Congrats on the progress. I have to follow the same line of a growth hormone combo trial. Curious if you have any insights on how much of impact your other growth hormone alone could impact our linear growth for achondroplasia? And also regarding the convenience administration for weekly dosing, how much more expansion you would expect for addressable patient population compared to, like, a daily dosing? Thank you.
I think from my perspective is that we everyone accept the benefit of linear growth. What we see with TransCon CNP, we can provide linear growth with a tolerability safety profile where we can hardly discriminate the two per se. So the barrier for treatment is not high because it's not a major impact on the caregivers and the patient life. It's not like ensuring that you take a daily injection, ensure that the child drinking one third of a liter of water or any fluid before they go to bed, and then try to inject them daily.

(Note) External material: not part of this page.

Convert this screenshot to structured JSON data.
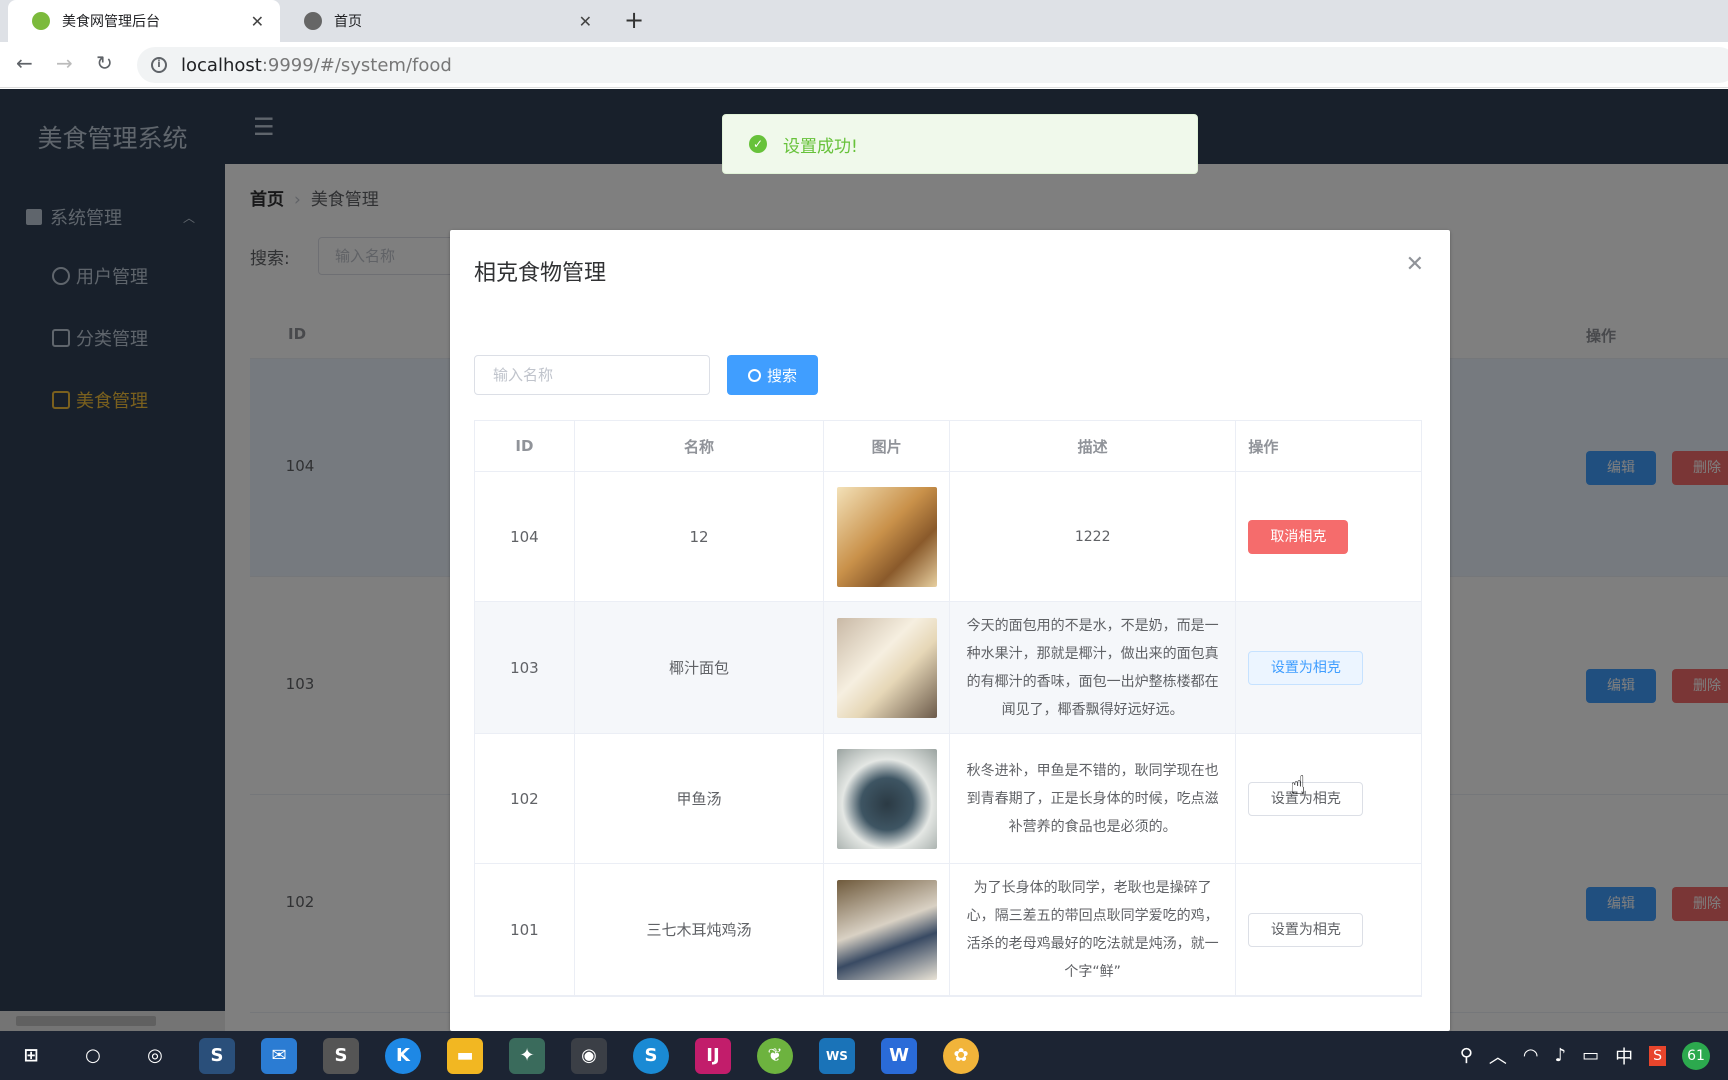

I think this is why Aimee said that when we recruit a patient, we have to recruit a patient where our access to both commercial products from another daily product, other experimental drugs, but we enrolled in a speed I never seen in my life.

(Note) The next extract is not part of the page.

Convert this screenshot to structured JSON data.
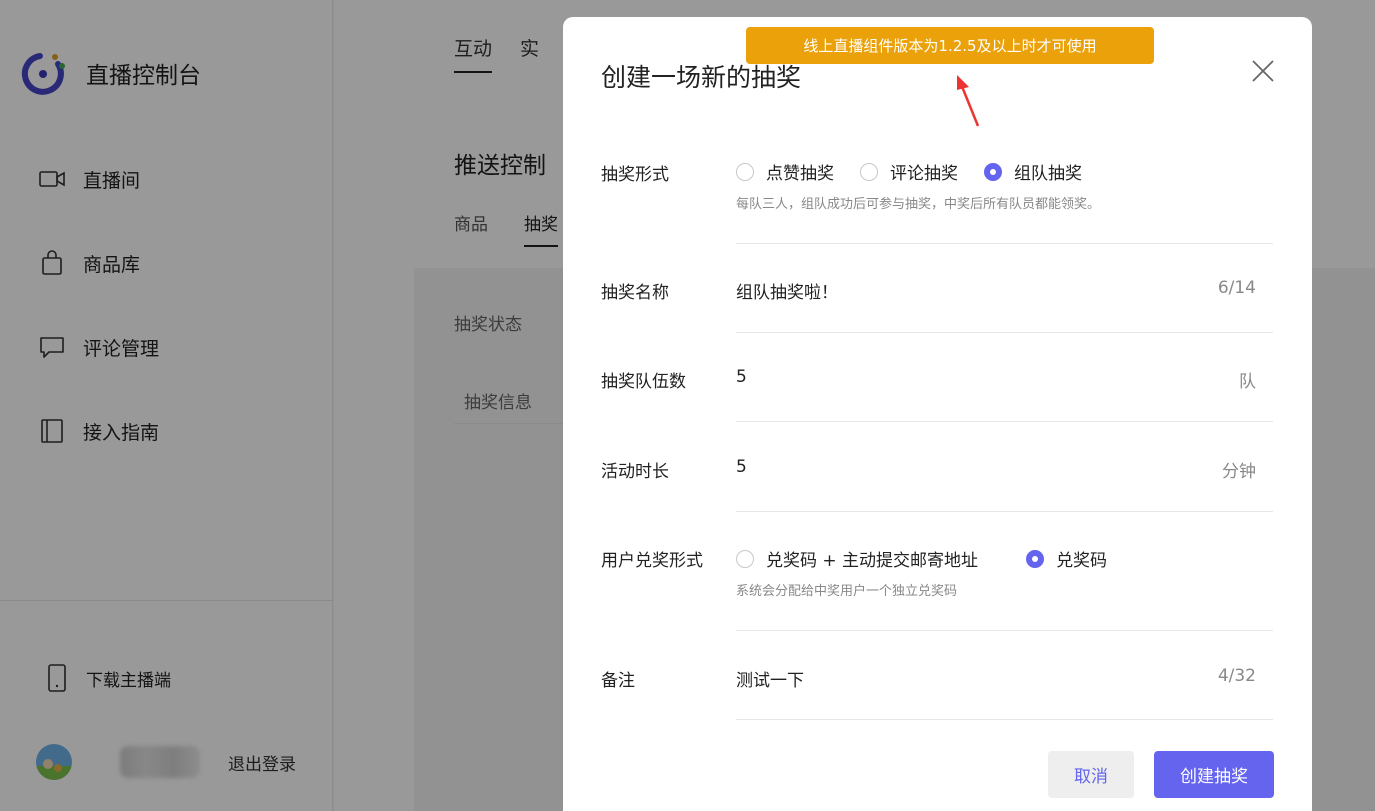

Because the nature of TransCon CNP, there's not really any barrier for the treatment. We hope the penetration will be much higher, but I think it will be partly driven with the benefit we can show besides linear growth. And I think this is where I see we really are addressing all the impacts of the disease, and that is exactly what we want to show. So I think the penetration will be much higher than we have seen before.
... And our next question will come from Paul Choi with Goldman Sachs. Your line is open.
Hi, thank you. Good morning, and congratulations on the data. I want to ask a little bit on the quality of life measures that you list in slide 16. And can you maybe go into a little more detail on whether you saw age differences between the younger patients and the older patients in the study? And then I had a follow-up question.
I, Aimee will go to the details, and I can give you a little bit of my top-level perspective. Because when I see patient-reported outcome, and when you go to a phase II trial, where we basically had little bit more limited geographic out to a phase III trial, and also see how patient-reported outcome are being judged between different geographic region. For example, when I look on Yorvipath, the most impressive effect in some geographic region, when we went to Japan, it was really hard to see it because how to take the question, how to react to it. So what we saw here in our overall perspective, when I look between different region, I see different in this one. When I look on the age group, I don't see any clear trends in this perspective in it.
From my perspective, it is that the PRO always needs to be taken into the context of the different regions. I will not say anything in general. It is easier to get a PRO really to function in the US because there is much more, I should say, a verbal communication about complaints to other geographies, where people are potentially a little bit more quiet on complaints. I think the key element, what we have observed here, we're still doing a lot of other analysis of other elements to prove our beyond linear growth, but the data all align together. What we have seen in phase II, what we have seen in phase III, but we just have a different demographic in our phase III trial compared to phase II. I hope potentially that answers your question with the limitations.
Yes.
In this kind of method.
Actually, this is all the time that we have for questions today. This concludes today's conference call, and thank you for participating. You may now disconnect.